Closed drprabhakar closed 9 years ago
Do the links appear in green in the UI when you tick the overlay blocked links
checkbox?
No, the links appear in red even though I have given pattern in '
First check if those links have a no follow
attribute.
Secondly you need to create a middleware to download the PDF links and convert them to html
[no follow] attribute is not available for those links. I have python script to convert PDF to HTML which I have use while parsing PDF links in Portia and working fine. Is there any option to follow PDF links?
I don't see any reason for them not to be followed. What is the url you are crawling so that I can investigate.
Currently I am working on this link I just want that Portia has to follow the PDF links which is given under [Important Downloads] section in the webpage
The link isn't followed because it is not on the same domain that the spider is crawling
Please check this link also in which crawling spider and PDF links are in same domain. PDF links under section [Download now:]
The second one should work assuming that you have your filters correct and your middleware correctly placed
Sorry to say that the second link I have mentioned is not working. While loading the link in Portia, the PDF links are highlighted in red. I seems that those links would not be followed. Also I have checked with the option [Follow all in-domain links], still highlighted in red.

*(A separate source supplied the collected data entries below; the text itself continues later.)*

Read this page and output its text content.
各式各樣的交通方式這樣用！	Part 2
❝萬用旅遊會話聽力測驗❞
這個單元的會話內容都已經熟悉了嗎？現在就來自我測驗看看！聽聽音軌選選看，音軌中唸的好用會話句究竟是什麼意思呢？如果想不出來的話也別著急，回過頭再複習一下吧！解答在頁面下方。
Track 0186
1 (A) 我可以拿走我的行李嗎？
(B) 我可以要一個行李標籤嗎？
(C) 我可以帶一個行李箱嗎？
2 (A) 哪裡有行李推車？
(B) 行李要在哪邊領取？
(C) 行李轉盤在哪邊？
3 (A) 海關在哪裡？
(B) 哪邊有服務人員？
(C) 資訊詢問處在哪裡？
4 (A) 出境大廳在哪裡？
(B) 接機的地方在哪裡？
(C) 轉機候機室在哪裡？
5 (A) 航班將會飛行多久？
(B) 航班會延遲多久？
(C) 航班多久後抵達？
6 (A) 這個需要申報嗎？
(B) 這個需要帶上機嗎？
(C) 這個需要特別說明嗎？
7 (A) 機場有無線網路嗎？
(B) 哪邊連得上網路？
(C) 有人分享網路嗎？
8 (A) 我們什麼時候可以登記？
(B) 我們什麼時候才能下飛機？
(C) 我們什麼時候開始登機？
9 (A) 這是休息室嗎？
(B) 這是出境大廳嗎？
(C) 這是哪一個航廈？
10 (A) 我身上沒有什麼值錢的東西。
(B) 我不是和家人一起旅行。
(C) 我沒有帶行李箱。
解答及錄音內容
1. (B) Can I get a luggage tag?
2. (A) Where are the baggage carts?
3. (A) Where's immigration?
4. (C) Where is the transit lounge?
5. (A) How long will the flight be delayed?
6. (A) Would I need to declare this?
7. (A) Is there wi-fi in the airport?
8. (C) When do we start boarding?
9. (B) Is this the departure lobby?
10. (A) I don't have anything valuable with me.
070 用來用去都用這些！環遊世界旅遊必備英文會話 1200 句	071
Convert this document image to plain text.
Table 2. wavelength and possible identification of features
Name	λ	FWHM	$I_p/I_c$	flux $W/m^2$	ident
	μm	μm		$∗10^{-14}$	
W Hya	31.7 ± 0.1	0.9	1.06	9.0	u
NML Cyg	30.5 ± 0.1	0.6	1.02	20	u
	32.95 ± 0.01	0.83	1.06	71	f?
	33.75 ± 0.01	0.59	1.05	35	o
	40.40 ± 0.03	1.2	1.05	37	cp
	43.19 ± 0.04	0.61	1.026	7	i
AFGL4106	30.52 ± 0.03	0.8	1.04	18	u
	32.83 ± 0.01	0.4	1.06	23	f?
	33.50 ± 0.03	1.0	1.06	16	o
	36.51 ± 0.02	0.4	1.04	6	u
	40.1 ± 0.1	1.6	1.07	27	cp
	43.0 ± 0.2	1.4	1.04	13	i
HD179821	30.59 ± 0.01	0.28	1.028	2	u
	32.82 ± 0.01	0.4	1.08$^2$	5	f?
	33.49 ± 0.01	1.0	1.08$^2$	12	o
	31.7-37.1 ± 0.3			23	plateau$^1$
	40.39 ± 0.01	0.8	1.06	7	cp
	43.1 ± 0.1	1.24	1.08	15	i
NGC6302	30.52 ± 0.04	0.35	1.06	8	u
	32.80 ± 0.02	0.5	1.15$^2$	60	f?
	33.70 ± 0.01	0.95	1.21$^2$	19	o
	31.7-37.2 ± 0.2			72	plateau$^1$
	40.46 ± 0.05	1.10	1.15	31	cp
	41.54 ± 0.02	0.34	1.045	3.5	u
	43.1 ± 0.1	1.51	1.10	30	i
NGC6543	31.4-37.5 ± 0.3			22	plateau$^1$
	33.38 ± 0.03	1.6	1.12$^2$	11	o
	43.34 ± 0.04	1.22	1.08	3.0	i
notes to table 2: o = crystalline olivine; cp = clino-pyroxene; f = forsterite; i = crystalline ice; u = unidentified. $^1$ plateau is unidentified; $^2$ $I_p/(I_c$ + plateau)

As for the Initial part, I just want Portia to follow PDF links by confirming that the PDF links to be highlighted in green. In the second part I will convert the PDF to HTML(this is not necessary right now).
In your pdf to html middleware you need to remove pdf
from IGNORED_EXTENSIONS
.
To do this add the following to your middleware:
from scrapy.linkextractor import IGNORED_EXTENSIONS
from scrapy.xlib.pydispatch import dispatcher
from scrapy import signals
IGNORED_EXTENSIONS.remove('pdf')
_ignored_exts = frozenset(['.' + e for e in IGNORED_EXTENSIONS])
class PdfDownloaderMiddleware:
def __init__(self, ...):
...
dispatcher.connect(self.spider_opened, signal=signals.spider_opened)
def spider_opened(self, spider):
if hasattr(spider, 'plugins') and spider['plugins'].get('Annotations'):
annotations = spider['plugins'].get('Annotations')
annotations.html_link_extractor = HtmlLinkExtractor(ignored_extensions=_ignored_exts)
I haven't tested this code but the idea is to replace the link extractor with one that will allow pdf links to be followed
Yes, its working now after removing "pdf" from "IGNORED_EXTENSIONS" Thanks a lot.
I am deploying my Portia spider in scrapyd. I have given a pattern to be followed in Crawling section in Portia. While deploying the spider, links are not following the link pattern which I have given. How to fix this issue?